As has always been the case with SynthPop, or better yet, Pop in general, the need for catchy rhythms and rousing instrumentation is a must. For Every Open Eye Chvrches does adequate, relying on what they do well, excelling in some aspects, sputtering in others. There is no greater example of their peak than ‘Clearest Blue,’ possibly their best track yet, at least in competition with ‘Tether,’ largely for its similarities structurally-speaking. What starts as a formidable anthem, a mission statement for the album, ripens into a explosive romp that shreds through the ear drums in the best way possible. The synths are thunderous, riveting, and boisterous. Throw in Mayberry’s repetition of the track title calmly and you’re in for a clear winner. There are moments before though, like ‘Make Them Gold’ with its incredulous ability to remake 80’s guilty pleasures, but few after, as the album quickly turns bare and stale. ‘Playing Dead’ couldn’t be created with a more run-of-the-mill set of synths, patterns, and effects, quickly becoming tedious in its prosaic structure, while closer ‘Afterglow’ is as predictable as they come with a slow finale drawing things out for forced emotion. ‘Bury It’ remodels the second half a bit though, throwing in a hard-nosed medley that bustles and bounces to Mayberry’s galvanic chorus.
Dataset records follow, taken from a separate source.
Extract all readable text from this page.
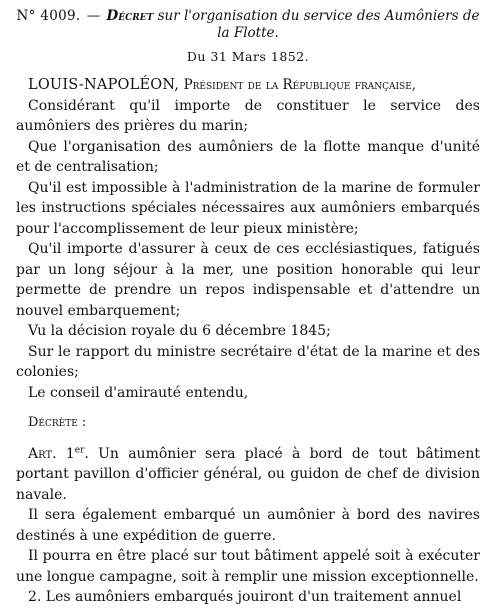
N° 4009. — Décret sur l'organisation du service des Aumôniers de la Flotte.
Du 31 Mars 1852.

LOUIS-NAPOLÉON, Président de la République française,

Considérant qu'il importe de constituer le service des aumôniers des prières du marin;

Que l'organisation des aumôniers de la flotte manque d'unité et de centralisation;

Qu'il est impossible à l'administration de la marine de formuler les instructions spéciales nécessaires aux aumôniers embarqués pour l'accomplissement de leur pieux ministère;

Qu'il importe d'assurer à ceux de ces ecclésiastiques, fatigués par un long séjour à la mer, une position honorable qui leur permette de prendre un repos indispensable et d'attendre un nouvel embarquement;

Vu la décision royale du 6 décembre 1845;

Sur le rapport du ministre secrétaire d'état de la marine et des colonies;

Le conseil d'amirauté entendu,

Décrète :

Art. 1er. Un aumônier sera placé à bord de tout bâtiment portant pavillon d'officier général, ou guidon de chef de division navale.

Il sera également embarqué un aumônier à bord des navires destinés à une expédition de guerre.

Il pourra en être placé sur tout bâtiment appelé soit à exécuter une longue campagne, soit à remplir une mission exceptionnelle.

2. Les aumôniers embarqués jouiront d'un traitement annuel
It shouldn’t come as a shock that Chvrches sophomore release features a handful of stellar standouts mixed in with mundane joints offering little to nothing new, as for SynthPop, and festival music as a whole, that’s typical. The same goes for The Bones Of What You Believe, but where that album excels in occasional idiomatic production and the appeal of a new face on the block, Every Open Eye falters in an expected safe zone, drawing back an intense edge sonically for a more heedful collection of tracks. ‘Clearest Blue’ sees them at their brightest, bulging with energy, passion, and exultation, but that high spot only reveals the pitfalls of the album’s lesser moments. It’s interesting that, while the songwriting or content hasn’t developed, Lauren Mayberry’s vocals show the greatest improvement here, with a passion that’s sorely lacking in competition behind her. Overall, Every Open Eye further continues a trend signaling the soon-to-be downfall of SynthPop as a genre less instilled on invention and more content with churning out those three singles everyone knows and loves. Their inability to step out of the safe zone means Chvrches’ latest offers ease of enjoyment that’s gobbled up facilely, but fails in creating a memorable work that saw a group not rest on its previous laurels.